Goes to my point about calibration - sounds like your scale is reading 120.20 for some, 120.00 for others, so likely they are different from each other in weight, but without accurately calibrating the scale, there is no reason to believe those numbers are absolute "true" weights, that someone else would also get on their calibrated scale.
But, if you have access to buddy or whomever with a calibrated scale, can make or use your own things as a "calibration weight" - what their scale says it weighs is likely the "true" weight. I had reason to do some dust sampling at work some years ago - draw air through a filter - weigh filter before and then after the sampling - the lab quality Mettler scale had to be sent to NIST for calibration first - I think it went to .0001 grams accuracy, possibly even to the fifth digit - even in very dusty work environment, not much to weigh on a 1" square filter!!!
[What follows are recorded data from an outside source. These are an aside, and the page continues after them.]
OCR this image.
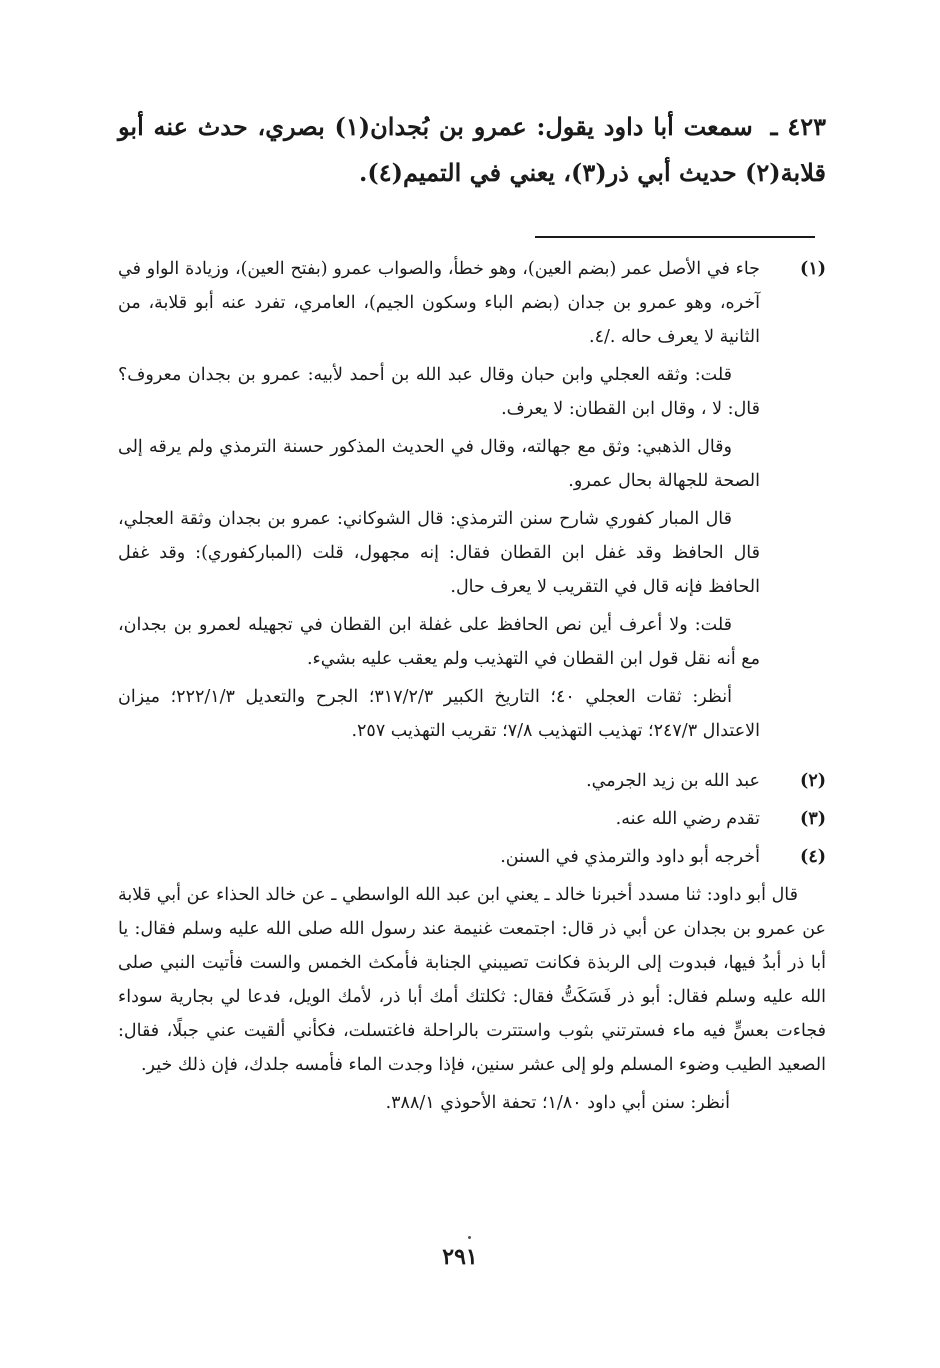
٤٢٣ ـ سمعت أبا داود يقول: عمرو بن بُجدان(١) بصري، حدث عنه أبو قلابة(٢) حديث أبي ذر(٣)، يعني في التميم(٤).
(١)

جاء في الأصل عمر (بضم العين)، وهو خطأ، والصواب عمرو (بفتح العين)، وزيادة الواو في آخره، وهو عمرو بن جدان (بضم الباء وسكون الجيم)، العامري، تفرد عنه أبو قلابة، من الثانية لا يعرف حاله ./٤.

قلت: وثقه العجلي وابن حبان وقال عبد الله بن أحمد لأبيه: عمرو بن بجدان معروف؟ قال: لا ، وقال ابن القطان: لا يعرف.

وقال الذهبي: وثق مع جهالته، وقال في الحديث المذكور حسنة الترمذي ولم يرقه إلى الصحة للجهالة بحال عمرو.

قال المبار كفوري شارح سنن الترمذي: قال الشوكاني: عمرو بن بجدان وثقة العجلي، قال الحافظ وقد غفل ابن القطان فقال: إنه مجهول، قلت (المباركفوري): وقد غفل الحافظ فإنه قال في التقريب لا يعرف حال.

قلت: ولا أعرف أين نص الحافظ على غفلة ابن القطان في تجهيله لعمرو بن بجدان، مع أنه نقل قول ابن القطان في التهذيب ولم يعقب عليه بشيء.

أنظر: ثقات العجلي ٤٠؛ التاريخ الكبير ٣١٧/٢/٣؛ الجرح والتعديل ٢٢٢/١/٣؛ ميزان الاعتدال ٢٤٧/٣؛ تهذيب التهذيب ٧/٨؛ تقريب التهذيب ٢٥٧.

(٢)

عبد الله بن زيد الجرمي.

(٣)

تقدم رضي الله عنه.

(٤)

أخرجه أبو داود والترمذي في السنن.

قال أبو داود: ثنا مسدد أخبرنا خالد ـ يعني ابن عبد الله الواسطي ـ عن خالد الحذاء عن أبي قلابة عن عمرو بن بجدان عن أبي ذر قال: اجتمعت غنيمة عند رسول الله صلى الله عليه وسلم فقال: يا أبا ذر أبدُ فيها، فبدوت إلى الربذة فكانت تصيبني الجنابة فأمكث الخمس والست فأتيت النبي صلى الله عليه وسلم فقال: أبو ذر فَسَكَتُّ فقال: ثكلتك أمك أبا ذر، لأمك الويل، فدعا لي بجارية سوداء فجاءت بعسٍّ فيه ماء فسترتني بثوب واستترت بالراحلة فاغتسلت، فكأني ألقيت عني جبلًا، فقال: الصعيد الطيب وضوء المسلم ولو إلى عشر سنين، فإذا وجدت الماء فأمسه جلدك، فإن ذلك خير.

أنظر: سنن أبي داود ١/٨٠؛ تحفة الأحوذي ٣٨٨/١.

٢٩١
Lab would weigh and label new filter cassettes - sampling people would use some of those cassettes - different people would receive the used cassettes and also include some never used ones - back to lab - the "blanks" were to discover how correct or how accurate was their ability to weigh things - they did not know which were the same as they weighed before and which may have contaminate on the filter - the blanks needed to be come back with identical weights correct, in order to accept any of other numbers that they reported - else had to reject whole batch and redo whole commotion again. Getting a "number" was useless - had to know it was an "accurate" and "correct" number, that could be replicated, if necessary.